The Achilles heel were the Maastricht rules for fiscal policy. The Treaty rightly sought to prevent excessive debt accumulation which would have negative external effects for interest rates, growth, and employment, and could ultimately bring down the system. However, the Maastricht Treaty created an incomplete, rigid, and austerity-prone fiscal governance. The famous Maastricht criteria set national deficit targets below 3 per cent and debt levels below 60 per cent. During the Euro crisis, the system came to the brink of collapse because individual member states would have required more flexibility to re-ignite growth. The Treaty also did not consider that fiscal targets matter in aggregate as a complement to the single monetary policy. During the Covid-19 pandemic, progress was made to adapt to the specific challenges in some member states, but the structural transformation in the fiscal governance is still incomplete.

Few people have understood what a difference the single currency has made for the governance of the Euro Area. Before Maastricht, the integration process was driven by the logic that positive externalities will benefit everyone.
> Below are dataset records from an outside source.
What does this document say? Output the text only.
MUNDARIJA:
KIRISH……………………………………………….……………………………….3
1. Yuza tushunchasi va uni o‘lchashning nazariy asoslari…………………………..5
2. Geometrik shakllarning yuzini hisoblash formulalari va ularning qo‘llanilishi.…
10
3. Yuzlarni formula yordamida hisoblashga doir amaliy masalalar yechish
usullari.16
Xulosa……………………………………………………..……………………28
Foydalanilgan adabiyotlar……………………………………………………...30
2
This generated the incentive to cooperate and attracted new member states. When the single currency was introduced, it created stability, creating positive externalities but also the potential for new negative ones. Distributional conflicts became systemic. The euro became the hard budget constraint for aggregate spending in the monetary union. The Central bank sets the money supply, but monetary flows go to regions and sectors where they generate the highest return; logically other regions receive less. Distributional issues have become a zero-sum game. On the positive side, this dynamic can drive the improvement of productivity in the lagging regions, but often such productivity enhancements require support from public budgets. To reap the full benefits of monetary union, a reform of the fiscal framework is required, which would combine more flexibility with more centralisation.
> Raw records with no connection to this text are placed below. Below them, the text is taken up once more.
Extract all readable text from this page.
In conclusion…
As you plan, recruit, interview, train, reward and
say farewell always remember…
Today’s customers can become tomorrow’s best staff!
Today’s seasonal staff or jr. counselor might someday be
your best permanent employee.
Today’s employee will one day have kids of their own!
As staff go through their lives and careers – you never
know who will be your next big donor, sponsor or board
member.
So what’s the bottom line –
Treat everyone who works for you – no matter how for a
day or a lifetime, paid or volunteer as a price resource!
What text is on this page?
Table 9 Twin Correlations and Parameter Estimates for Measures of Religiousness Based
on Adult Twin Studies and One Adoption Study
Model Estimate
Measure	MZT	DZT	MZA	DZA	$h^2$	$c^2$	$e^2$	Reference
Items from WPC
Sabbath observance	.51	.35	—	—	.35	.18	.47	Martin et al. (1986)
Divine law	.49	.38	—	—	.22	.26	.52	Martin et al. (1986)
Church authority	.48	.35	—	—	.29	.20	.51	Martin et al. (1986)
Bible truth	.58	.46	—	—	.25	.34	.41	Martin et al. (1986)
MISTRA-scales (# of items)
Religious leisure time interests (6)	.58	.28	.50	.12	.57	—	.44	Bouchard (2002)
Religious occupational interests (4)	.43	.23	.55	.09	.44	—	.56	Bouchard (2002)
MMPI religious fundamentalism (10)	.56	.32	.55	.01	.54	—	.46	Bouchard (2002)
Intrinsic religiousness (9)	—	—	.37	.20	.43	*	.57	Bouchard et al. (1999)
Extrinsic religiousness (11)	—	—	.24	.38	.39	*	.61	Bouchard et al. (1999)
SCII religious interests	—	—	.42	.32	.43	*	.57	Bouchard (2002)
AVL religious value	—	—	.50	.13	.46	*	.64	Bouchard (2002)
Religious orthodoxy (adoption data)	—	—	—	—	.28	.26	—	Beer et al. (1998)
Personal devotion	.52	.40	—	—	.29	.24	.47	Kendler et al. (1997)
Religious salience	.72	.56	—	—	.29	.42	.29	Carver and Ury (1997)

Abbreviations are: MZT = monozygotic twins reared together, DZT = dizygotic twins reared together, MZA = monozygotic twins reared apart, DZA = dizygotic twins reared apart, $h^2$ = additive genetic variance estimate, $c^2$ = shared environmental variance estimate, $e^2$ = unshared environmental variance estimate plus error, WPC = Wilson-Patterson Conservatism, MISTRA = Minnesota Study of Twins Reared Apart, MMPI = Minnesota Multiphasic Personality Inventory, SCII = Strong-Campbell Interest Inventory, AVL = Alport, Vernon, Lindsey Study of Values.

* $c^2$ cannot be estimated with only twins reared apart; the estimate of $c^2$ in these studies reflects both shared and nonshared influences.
The hard budget constraint also affects other policy areas, and the question is always the same: who pays? Taking care of refugees costs money. Securing external borders costs money. Investing in climate change costs money. In all these policy areas cooperation generates positive effects, which are, however, unevenly distributed. Foreign policy causes less direct monetary cost, but its effects are still not evenly shared, which allows dictatorships like China and Russia to play on European disunity. 

Appealing to solidarity will not solve the collective action failure. The fundamental lesson from the Maastricht Treaty is simple, although uncomfortable: centralising policies that affect all European citizens improves welfare. Intergovernmentalism does not work when policies have become a zero-sum game.

When will European citizens wake up to this simple truth?